Wednesday, May 24, 2006

Saudi Arabia's public school textbooks promote intolerance of Christians and Jews

Hassan Fattah:

A first-grade student is taught that "Every religion other than Islam is false"; the teacher instructed to "Give examples of false religions, like Judaism, Christianity, paganism, etc." Fifth graders learn "It is forbidden for a Muslim to be a loyal friend to someone who does not believe in God and his prophet, or someone who fights the religion of Islam."

Those lessons are among numerous examples cited in a controversial new study of Saudi Arabia's religious curriculum released Tuesday by the Center for Religious Freedom, part of Freedom House, a nonprofit group in Washington that seeks to encourage democracy. Despite official pronouncements that curriculum change is marching ahead, intolerance continues to pervade religious education in Saudi public schools, the report says.

"It is not hate speech here and there, it is an ideology that runs throughout," Nina Shea, the center's director and principal author of the report, said in a telephone interview from Washington. "It adds up to an argument, an ideology of us versus them."

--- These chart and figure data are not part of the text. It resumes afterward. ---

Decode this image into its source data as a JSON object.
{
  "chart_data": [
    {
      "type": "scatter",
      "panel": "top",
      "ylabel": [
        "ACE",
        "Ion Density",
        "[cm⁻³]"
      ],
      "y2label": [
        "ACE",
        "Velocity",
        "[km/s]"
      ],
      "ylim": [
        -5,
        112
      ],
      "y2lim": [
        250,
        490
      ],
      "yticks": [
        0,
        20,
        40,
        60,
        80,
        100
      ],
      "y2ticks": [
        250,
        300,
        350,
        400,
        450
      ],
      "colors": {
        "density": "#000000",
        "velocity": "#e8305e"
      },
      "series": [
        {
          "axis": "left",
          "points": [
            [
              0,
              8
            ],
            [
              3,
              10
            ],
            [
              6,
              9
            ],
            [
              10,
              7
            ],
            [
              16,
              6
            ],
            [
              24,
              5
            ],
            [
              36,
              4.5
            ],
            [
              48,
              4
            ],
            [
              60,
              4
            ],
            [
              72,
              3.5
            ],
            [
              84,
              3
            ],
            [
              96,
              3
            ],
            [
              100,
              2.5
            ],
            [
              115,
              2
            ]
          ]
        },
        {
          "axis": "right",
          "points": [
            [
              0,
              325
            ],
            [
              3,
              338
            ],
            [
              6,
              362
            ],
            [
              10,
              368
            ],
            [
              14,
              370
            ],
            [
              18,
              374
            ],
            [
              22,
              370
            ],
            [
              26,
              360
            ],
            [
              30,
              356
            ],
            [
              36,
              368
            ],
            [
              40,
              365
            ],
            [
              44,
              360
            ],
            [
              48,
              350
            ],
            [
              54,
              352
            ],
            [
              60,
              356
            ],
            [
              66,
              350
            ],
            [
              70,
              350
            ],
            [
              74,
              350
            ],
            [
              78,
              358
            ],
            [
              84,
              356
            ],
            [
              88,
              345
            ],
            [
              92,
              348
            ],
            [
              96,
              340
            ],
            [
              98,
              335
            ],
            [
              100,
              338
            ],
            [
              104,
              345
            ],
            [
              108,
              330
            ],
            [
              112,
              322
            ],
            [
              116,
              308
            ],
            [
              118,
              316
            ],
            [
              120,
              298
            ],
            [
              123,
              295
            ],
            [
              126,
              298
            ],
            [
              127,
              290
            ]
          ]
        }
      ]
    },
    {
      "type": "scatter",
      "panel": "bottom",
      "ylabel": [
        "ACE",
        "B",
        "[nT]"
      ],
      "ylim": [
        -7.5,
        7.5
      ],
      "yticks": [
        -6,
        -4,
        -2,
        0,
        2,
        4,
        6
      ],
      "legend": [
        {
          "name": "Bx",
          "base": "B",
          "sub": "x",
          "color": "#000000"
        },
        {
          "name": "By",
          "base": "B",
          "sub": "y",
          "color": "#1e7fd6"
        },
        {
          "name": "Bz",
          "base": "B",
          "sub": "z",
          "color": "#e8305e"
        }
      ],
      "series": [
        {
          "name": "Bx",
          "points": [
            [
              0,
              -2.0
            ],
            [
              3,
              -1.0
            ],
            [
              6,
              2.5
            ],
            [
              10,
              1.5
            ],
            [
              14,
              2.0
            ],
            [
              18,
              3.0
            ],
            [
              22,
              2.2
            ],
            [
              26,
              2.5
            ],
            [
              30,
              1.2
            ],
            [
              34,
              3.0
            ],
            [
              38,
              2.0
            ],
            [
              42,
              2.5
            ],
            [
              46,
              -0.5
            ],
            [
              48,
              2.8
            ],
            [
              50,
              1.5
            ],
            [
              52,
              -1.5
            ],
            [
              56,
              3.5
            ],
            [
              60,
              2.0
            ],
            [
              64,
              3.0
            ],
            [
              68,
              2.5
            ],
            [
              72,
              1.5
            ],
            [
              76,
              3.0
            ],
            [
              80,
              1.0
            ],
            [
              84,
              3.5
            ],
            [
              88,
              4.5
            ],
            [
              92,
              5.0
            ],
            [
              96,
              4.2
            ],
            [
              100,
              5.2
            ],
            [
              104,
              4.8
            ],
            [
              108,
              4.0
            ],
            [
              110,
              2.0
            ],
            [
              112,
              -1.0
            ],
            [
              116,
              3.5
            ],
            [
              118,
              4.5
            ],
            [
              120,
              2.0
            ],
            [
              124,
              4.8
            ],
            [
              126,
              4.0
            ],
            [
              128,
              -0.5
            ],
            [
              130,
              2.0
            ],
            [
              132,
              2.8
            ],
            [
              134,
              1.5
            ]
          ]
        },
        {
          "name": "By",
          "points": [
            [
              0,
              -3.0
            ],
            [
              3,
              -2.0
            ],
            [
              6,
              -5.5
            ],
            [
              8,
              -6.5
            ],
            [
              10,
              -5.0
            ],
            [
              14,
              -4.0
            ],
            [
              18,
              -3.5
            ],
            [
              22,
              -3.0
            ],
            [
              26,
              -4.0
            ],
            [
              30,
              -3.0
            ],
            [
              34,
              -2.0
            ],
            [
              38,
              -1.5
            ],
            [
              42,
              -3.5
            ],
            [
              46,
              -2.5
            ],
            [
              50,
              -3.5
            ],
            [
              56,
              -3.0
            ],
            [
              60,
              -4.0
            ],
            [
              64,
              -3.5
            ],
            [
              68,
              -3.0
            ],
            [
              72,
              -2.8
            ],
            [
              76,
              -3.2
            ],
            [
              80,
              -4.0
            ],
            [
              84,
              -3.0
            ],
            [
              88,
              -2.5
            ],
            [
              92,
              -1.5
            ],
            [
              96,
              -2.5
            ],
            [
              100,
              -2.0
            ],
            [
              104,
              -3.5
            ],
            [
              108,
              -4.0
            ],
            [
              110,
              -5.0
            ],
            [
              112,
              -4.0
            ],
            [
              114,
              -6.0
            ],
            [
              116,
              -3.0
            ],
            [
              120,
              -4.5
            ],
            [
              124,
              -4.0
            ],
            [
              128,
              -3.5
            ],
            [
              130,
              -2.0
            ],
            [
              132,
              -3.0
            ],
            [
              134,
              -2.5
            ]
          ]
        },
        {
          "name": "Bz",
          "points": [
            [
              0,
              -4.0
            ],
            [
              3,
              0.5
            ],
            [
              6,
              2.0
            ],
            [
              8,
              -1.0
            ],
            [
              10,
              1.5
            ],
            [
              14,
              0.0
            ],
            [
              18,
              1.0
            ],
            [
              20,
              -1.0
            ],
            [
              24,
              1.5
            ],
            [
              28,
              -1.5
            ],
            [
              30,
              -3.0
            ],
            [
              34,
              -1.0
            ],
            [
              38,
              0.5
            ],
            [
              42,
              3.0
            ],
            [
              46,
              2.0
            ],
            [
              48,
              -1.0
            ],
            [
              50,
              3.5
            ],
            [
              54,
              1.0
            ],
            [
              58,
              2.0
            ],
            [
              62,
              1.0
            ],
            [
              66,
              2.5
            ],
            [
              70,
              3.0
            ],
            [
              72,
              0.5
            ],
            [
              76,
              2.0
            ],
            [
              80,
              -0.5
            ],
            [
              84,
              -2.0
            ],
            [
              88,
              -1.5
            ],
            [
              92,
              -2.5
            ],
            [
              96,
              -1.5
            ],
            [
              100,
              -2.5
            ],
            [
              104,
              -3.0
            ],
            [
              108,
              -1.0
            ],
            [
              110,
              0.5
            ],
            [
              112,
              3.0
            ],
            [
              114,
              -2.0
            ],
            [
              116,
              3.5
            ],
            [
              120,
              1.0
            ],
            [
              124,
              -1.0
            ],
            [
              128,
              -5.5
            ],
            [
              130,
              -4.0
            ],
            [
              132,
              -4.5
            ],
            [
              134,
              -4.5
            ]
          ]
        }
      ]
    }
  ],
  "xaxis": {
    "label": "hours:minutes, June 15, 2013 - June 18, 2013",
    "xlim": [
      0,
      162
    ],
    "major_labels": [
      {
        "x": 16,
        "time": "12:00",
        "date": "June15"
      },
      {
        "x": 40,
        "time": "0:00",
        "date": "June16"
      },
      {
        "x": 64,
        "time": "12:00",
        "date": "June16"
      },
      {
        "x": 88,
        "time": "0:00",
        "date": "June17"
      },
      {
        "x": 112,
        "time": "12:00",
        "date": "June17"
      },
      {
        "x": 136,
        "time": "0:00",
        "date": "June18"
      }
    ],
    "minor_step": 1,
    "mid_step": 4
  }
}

The report's authors, who worked with the Institute for Gulf Affairs, a research group based in Washington that focuses on the Middle East, obtained 12 history and religion textbooks from parents of Saudi schoolchildren, and translated the texts. The textbooks were used last year in Saudi schools and Saudi-run schools in Washington, London, Paris and several other cities, the report said.

The results, they say, outline a systematic theme of "hatred toward 'unbelievers,' " mainly Christians, Jews, Hindus and atheists, but also Shiites and other Muslims who do not ascribe to the country's orthodox Wahhabi teaching of Islam.